Historic district in Texas, United States

El Orcoquisac Archeological District is a registered U.S. historic site located near Galveston Bay in present-day Wallisville, Texas. The site preserves an important Spanish presidio and trading center as well as an important settlement for the Akokisa and Bidai tribes that once inhabited the area.

Frenchmen, led by Joseph Blancpain and engaged in fur and hide trading with the tribes, had operated in the area near the mouth of the Trinity River in the early 18th century even though the area was claimed by the Spanish as part of the Texas province. Alarmed by this, the Spanish drove out the French and, in 1756, established a presidio known as San Augustín de Ahumada at the El Orcoquisac site.

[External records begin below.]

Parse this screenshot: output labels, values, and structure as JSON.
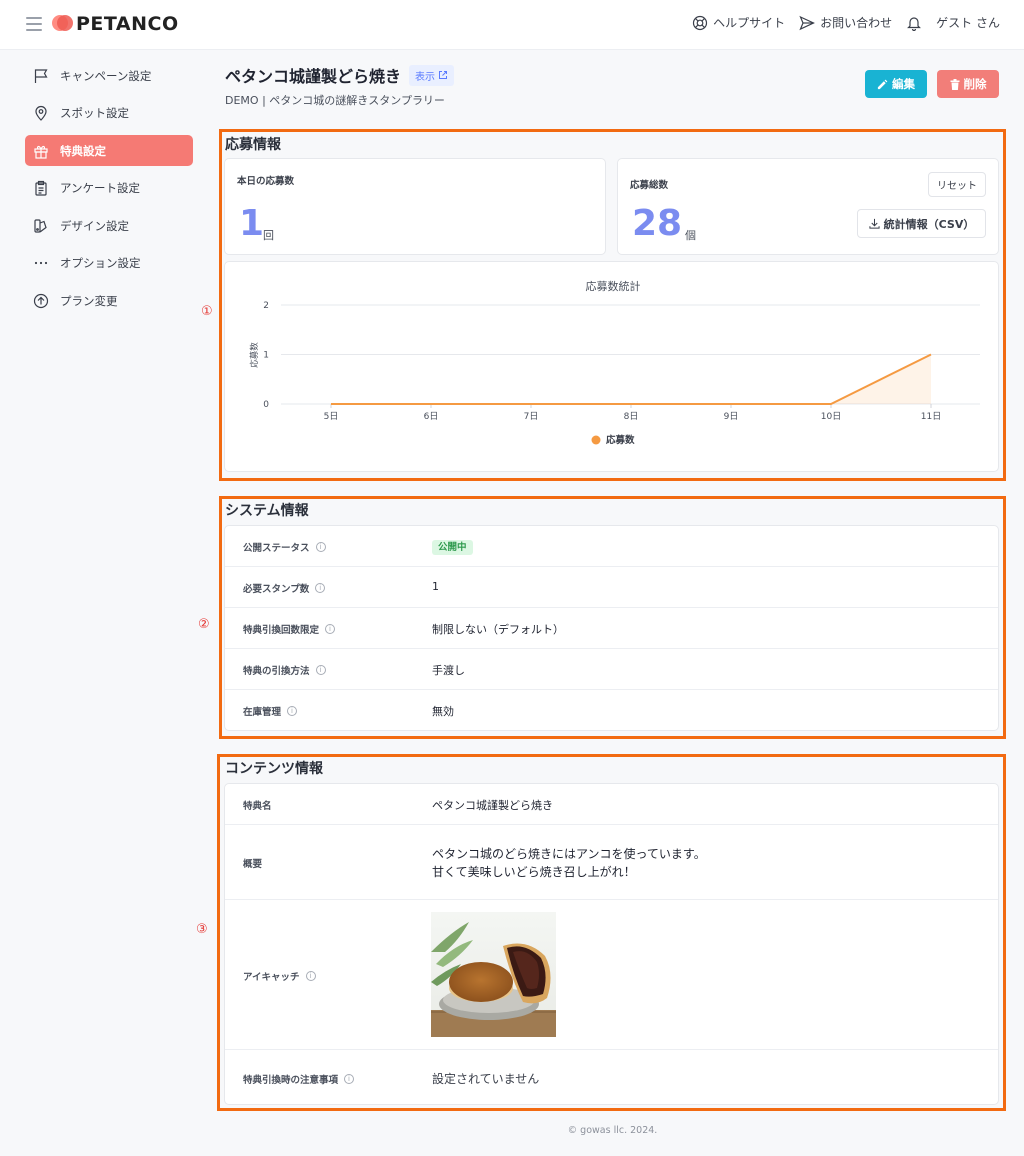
{
  "header": {
    "brand": "PETANCO",
    "help_label": "ヘルプサイト",
    "contact_label": "お問い合わせ",
    "user_label": "ゲスト さん"
  },
  "sidebar": {
    "items": [
      {
        "label": "キャンペーン設定",
        "icon": "flag-icon"
      },
      {
        "label": "スポット設定",
        "icon": "map-pin-icon"
      },
      {
        "label": "特典設定",
        "icon": "gift-icon",
        "active": true
      },
      {
        "label": "アンケート設定",
        "icon": "clipboard-icon"
      },
      {
        "label": "デザイン設定",
        "icon": "palette-icon"
      },
      {
        "label": "オプション設定",
        "icon": "more-dots-icon"
      },
      {
        "label": "プラン変更",
        "icon": "arrow-up-circle-icon"
      }
    ]
  },
  "page": {
    "title": "ペタンコ城謹製どら焼き",
    "view_label": "表示",
    "breadcrumb": "DEMO | ペタンコ城の謎解きスタンプラリー",
    "edit_label": "編集",
    "delete_label": "削除"
  },
  "annotations": {
    "one": "①",
    "two": "②",
    "three": "③"
  },
  "entry": {
    "section_title": "応募情報",
    "today_label": "本日の応募数",
    "today_value": "1",
    "today_unit": "回",
    "total_label": "応募総数",
    "total_value": "28",
    "total_unit": "個",
    "reset_label": "リセット",
    "csv_label": "統計情報（CSV）"
  },
  "chart_data": {
    "type": "area",
    "title": "応募数統計",
    "ylabel": "応募数",
    "xlabel": "",
    "categories": [
      "5日",
      "6日",
      "7日",
      "8日",
      "9日",
      "10日",
      "11日"
    ],
    "series": [
      {
        "name": "応募数",
        "values": [
          0,
          0,
          0,
          0,
          0,
          0,
          1
        ],
        "color": "#f59a42"
      }
    ],
    "ylim": [
      0,
      2
    ],
    "yticks": [
      "0",
      "1",
      "2"
    ],
    "grid": true,
    "legend": "bottom-center"
  },
  "system": {
    "section_title": "システム情報",
    "rows": [
      {
        "label": "公開ステータス",
        "value": "公開中",
        "badge": true
      },
      {
        "label": "必要スタンプ数",
        "value": "1"
      },
      {
        "label": "特典引換回数限定",
        "value": "制限しない（デフォルト）"
      },
      {
        "label": "特典の引換方法",
        "value": "手渡し"
      },
      {
        "label": "在庫管理",
        "value": "無効"
      }
    ]
  },
  "content": {
    "section_title": "コンテンツ情報",
    "name_label": "特典名",
    "name_value": "ペタンコ城謹製どら焼き",
    "summary_label": "概要",
    "summary_line1": "ペタンコ城のどら焼きにはアンコを使っています。",
    "summary_line2": "甘くて美味しいどら焼き召し上がれ！",
    "eyecatch_label": "アイキャッチ",
    "notes_label": "特典引換時の注意事項",
    "notes_value": "設定されていません"
  },
  "footer": {
    "text": "© gowas llc. 2024."
  },
  "colors": {
    "accent": "#f57a74",
    "edit": "#19b3d3",
    "delete": "#f27e79",
    "annotation": "#f26a11",
    "chart_line": "#f59a42",
    "big_number": "#7b8cf0"
  }
}
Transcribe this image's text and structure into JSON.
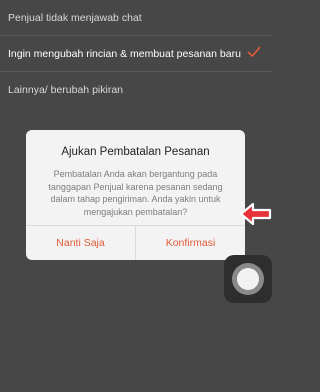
{
  "reasons": [
    {
      "label": "Penjual tidak menjawab chat"
    },
    {
      "label": "Ingin mengubah rincian & membuat pesanan baru"
    },
    {
      "label": "Lainnya/ berubah pikiran"
    }
  ],
  "dialog": {
    "title": "Ajukan Pembatalan Pesanan",
    "message": "Pembatalan Anda akan bergantung pada tanggapan Penjual karena pesanan sedang dalam tahap pengiriman. Anda yakin untuk mengajukan pembatalan?",
    "cancel_label": "Nanti Saja",
    "confirm_label": "Konfirmasi"
  },
  "colors": {
    "accent": "#e05a38",
    "annotation_arrow": "#e8323a"
  },
  "icons": {
    "selected": "checkmark-icon",
    "annotation": "arrow-left-icon",
    "assistive_touch": "assistive-touch-icon"
  }
}
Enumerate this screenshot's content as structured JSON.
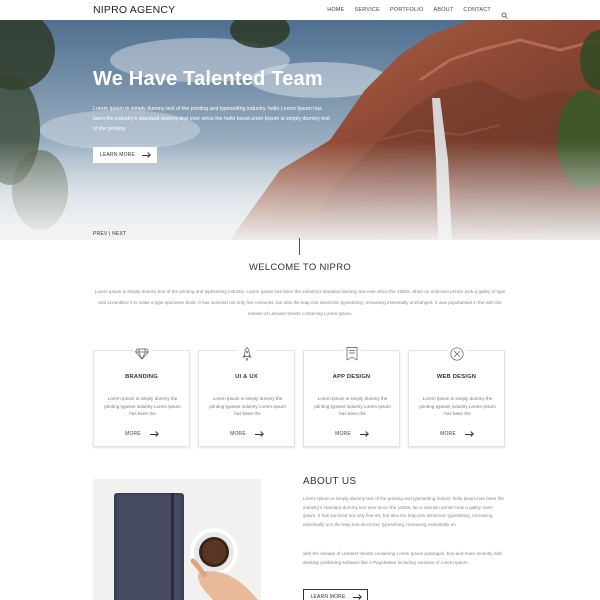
{
  "navbar": {
    "brand": "NIPRO AGENCY",
    "items": [
      "HOME",
      "SERVICE",
      "PORTFOLIO",
      "ABOUT",
      "CONTACT"
    ],
    "search_icon": "search-icon"
  },
  "hero": {
    "title": "We Have Talented Team",
    "text": "Lorem Ipsum is simply dummy text of the printing and typesetting industry. hello Lorem Ipsum has been the industry's standard dummy text ever since the hello boost.orem Ipsum is simply dummy text of the printing",
    "button_label": "LEARN MORE",
    "prev": "PREV",
    "sep": "|",
    "next": "NEXT"
  },
  "welcome": {
    "title": "WELCOME TO NIPRO",
    "text": "Lorem Ipsum is simply dummy text of the printing and typesetting industry. Lorem Ipsum has been the industry's standard dummy text ever since the 1500s, when an unknown printer took a galley of type and scrambled it to make a type specimen book. It has survived not only five centuries, but also the leap into electronic typesetting, remaining essentially unchanged. It was popularised in the with the release of Letraset sheets containing Lorem Ipsum."
  },
  "services": [
    {
      "icon": "diamond-icon",
      "title": "BRANDING",
      "text": "Lorem Ipsum is simply dummy the printing typeset industry Lorem Ipsum has been the",
      "more": "MORE"
    },
    {
      "icon": "rocket-icon",
      "title": "UI & UX",
      "text": "Lorem Ipsum is simply dummy the printing typeset industry Lorem Ipsum has been the",
      "more": "MORE"
    },
    {
      "icon": "bookmark-icon",
      "title": "APP DESIGN",
      "text": "Lorem Ipsum is simply dummy the printing typeset industry Lorem Ipsum has been the",
      "more": "MORE"
    },
    {
      "icon": "close-circle-icon",
      "title": "WEB DESIGN",
      "text": "Lorem Ipsum is simply dummy the printing typeset industry Lorem Ipsum has been the",
      "more": "MORE"
    }
  ],
  "about": {
    "title": "ABOUT US",
    "text1": "Lorem Ipsum is simply dummy text of the printing and typesetting industr. hello Ipsum has been the industry's standard dummy text ever since the 1500s, lan a nknown printer took a galley orem ipsum. It has survived not only five ies, but also the leap into electronic typesetting, remaining essentially unc the leap into electronic typesetting, remaining essentially un",
    "text2": "with the release of Letraset sheets containing Lorem Ipsum passages, boo and more recently with desktop publishing software like A PageMaker including versions of Lorem Ipsum.",
    "button_label": "LEARN MORE"
  },
  "colors": {
    "accent": "#333333",
    "hero_text": "#ffffff",
    "muted_text": "#888888",
    "card_border": "#e3e3e3"
  }
}
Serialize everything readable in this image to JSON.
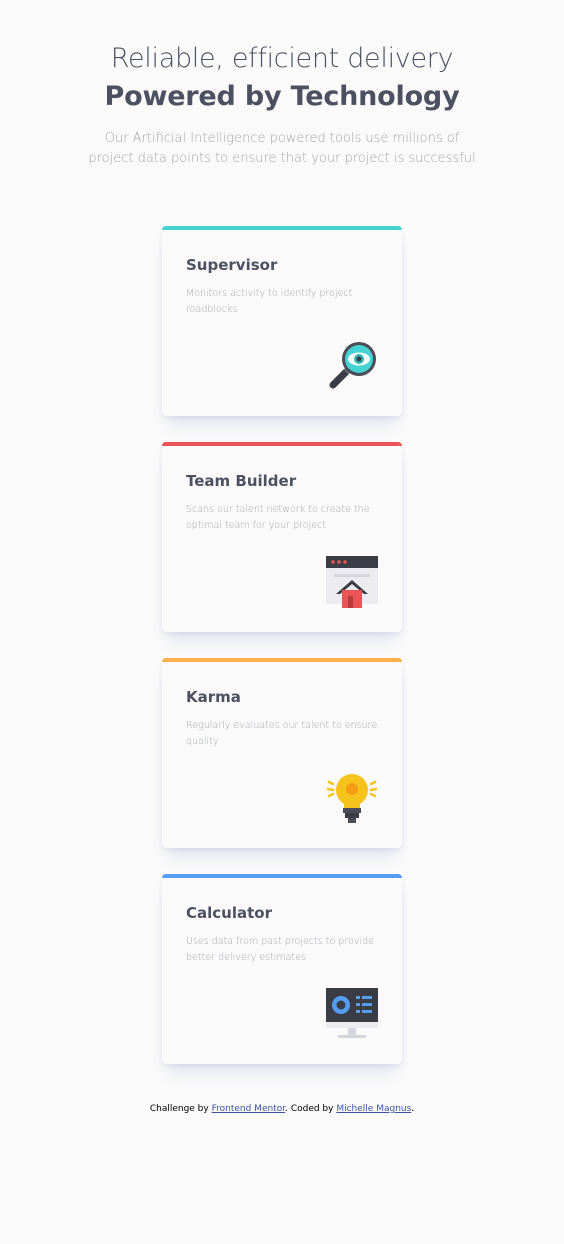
{
  "header": {
    "title_light": "Reliable, efficient delivery",
    "title_bold": "Powered by Technology",
    "subtitle": "Our Artificial Intelligence powered tools use millions of project data points to ensure that your project is successful"
  },
  "cards": [
    {
      "title": "Supervisor",
      "description": "Monitors activity to identify project roadblocks",
      "accent": "#44d3d2",
      "icon": "magnifier-eye-icon"
    },
    {
      "title": "Team Builder",
      "description": "Scans our talent network to create the optimal team for your project",
      "accent": "#ea5454",
      "icon": "browser-house-icon"
    },
    {
      "title": "Karma",
      "description": "Regularly evaluates our talent to ensure quality",
      "accent": "#fcaf4a",
      "icon": "lightbulb-icon"
    },
    {
      "title": "Calculator",
      "description": "Uses data from past projects to provide better delivery estimates",
      "accent": "#549ef2",
      "icon": "monitor-dashboard-icon"
    }
  ],
  "footer": {
    "prefix": "Challenge by ",
    "challenge_link": "Frontend Mentor",
    "middle": ". Coded by ",
    "author_link": "Michelle Magnus",
    "suffix": "."
  }
}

It was named after the Vicerroy of New Spain Agustín de Ahumada, 2nd Marquess of Amarillas. Within the presidio, a Roman Catholic mission known as Nuestra Señora de la Luz was also established. The Spanish post was never as successful in fur trading as Blancpain's operation. The stablishment of the Spanish Louisiana in 1762 resulted in the presidio garrison moved elsewhere and the site was gradually abandoned in the later 18th century.

The site was rediscovered by the amateur historian John V. Clay in 1965 and was added to the National Register of Historic Places in 1972.